Here’s what I want: for you to tell me who you are.
Think of this as a way for me to sift through the clues you gave me. I imagine that you were telling me who you are in every deed, every action, every word, every glance you cast in my direction. It was just that I didn’t know enough to hear what it was you were trying to tell me. And I suppose it’s true that you didn’t even know yourself what it was you were trying to tell me.
So I have to go back over it, as best I can, every tiny detail, in the attempt to recapture what I failed to capture at the time.
I wrote an essay about this once: “Tell Me Who You Are.” The essay was an attempt to convey what it was that I was looking for, when I wrote professionally about art and artists. And that was the best I could come up with. Tell me who you are.
I have come to think this way about all creative work, including my own as a writer.
I see art—and writing—as a way to share the experience of being a human being in the world, among other human beings, and a way to learn from others how to be more fully human.

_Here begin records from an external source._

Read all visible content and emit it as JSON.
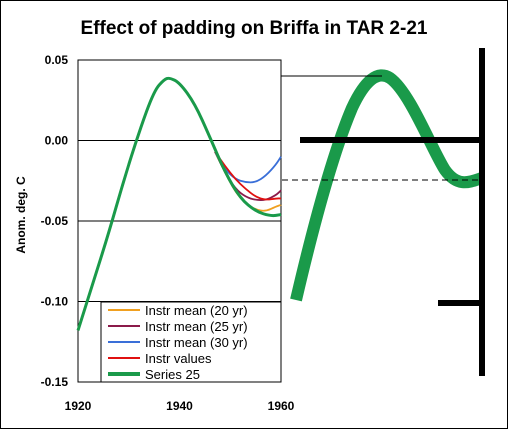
{
  "chart_data": {
    "type": "line",
    "title": "Effect of padding on Briffa in TAR 2-21",
    "xlabel": "",
    "ylabel": "Anom. deg. C",
    "xlim": [
      1920,
      1960
    ],
    "ylim": [
      -0.15,
      0.05
    ],
    "xticks": [
      "1920",
      "1940",
      "1960"
    ],
    "yticks": [
      "0.05",
      "0.00",
      "-0.05",
      "-0.10",
      "-0.15"
    ],
    "legend_position": "bottom-right",
    "series": [
      {
        "name": "Instr mean (20 yr)",
        "color": "#f0a020",
        "x": [
          1947,
          1949,
          1951,
          1953,
          1955,
          1957,
          1959,
          1960
        ],
        "y": [
          -0.007,
          -0.02,
          -0.032,
          -0.039,
          -0.043,
          -0.044,
          -0.041,
          -0.04
        ]
      },
      {
        "name": "Instr mean (25 yr)",
        "color": "#8b1a4a",
        "x": [
          1947,
          1949,
          1951,
          1953,
          1955,
          1957,
          1959,
          1960
        ],
        "y": [
          -0.007,
          -0.02,
          -0.03,
          -0.035,
          -0.037,
          -0.037,
          -0.034,
          -0.031
        ]
      },
      {
        "name": "Instr mean (30 yr)",
        "color": "#3a6fd8",
        "x": [
          1947,
          1949,
          1951,
          1953,
          1955,
          1957,
          1959,
          1960
        ],
        "y": [
          -0.007,
          -0.018,
          -0.024,
          -0.026,
          -0.026,
          -0.022,
          -0.015,
          -0.01
        ]
      },
      {
        "name": "Instr values",
        "color": "#e01010",
        "x": [
          1947,
          1949,
          1951,
          1953,
          1955,
          1957,
          1959,
          1960
        ],
        "y": [
          -0.007,
          -0.016,
          -0.024,
          -0.03,
          -0.035,
          -0.037,
          -0.036,
          -0.036
        ]
      },
      {
        "name": "Series 25",
        "color": "#1a9a4a",
        "x": [
          1920,
          1923,
          1926,
          1929,
          1932,
          1935,
          1937,
          1938,
          1940,
          1943,
          1946,
          1949,
          1952,
          1955,
          1958,
          1960
        ],
        "y": [
          -0.118,
          -0.088,
          -0.058,
          -0.025,
          0.005,
          0.031,
          0.038,
          0.039,
          0.036,
          0.023,
          0.002,
          -0.02,
          -0.036,
          -0.044,
          -0.047,
          -0.046
        ]
      }
    ]
  }
}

It’s not “telling” in the usual sense of that word—though it can be that, exactly.
The kind of telling I’m talking about is the telling that happens casually, as though by accident, in a simple, unthought gesture, a movement of the body, a word, or words, put out into the world without particular intention.
So I hope this explains a little what I’m trying to do. There’s no particular order, no chronology, no progression, just a growing understanding, and expanding consciousness, if you will, about the mystery of my father.
Your son,
Peter
PS I signed this off at first with a typo: “Your sin” instead of “Your son”! I thought you’d get a laugh out of that!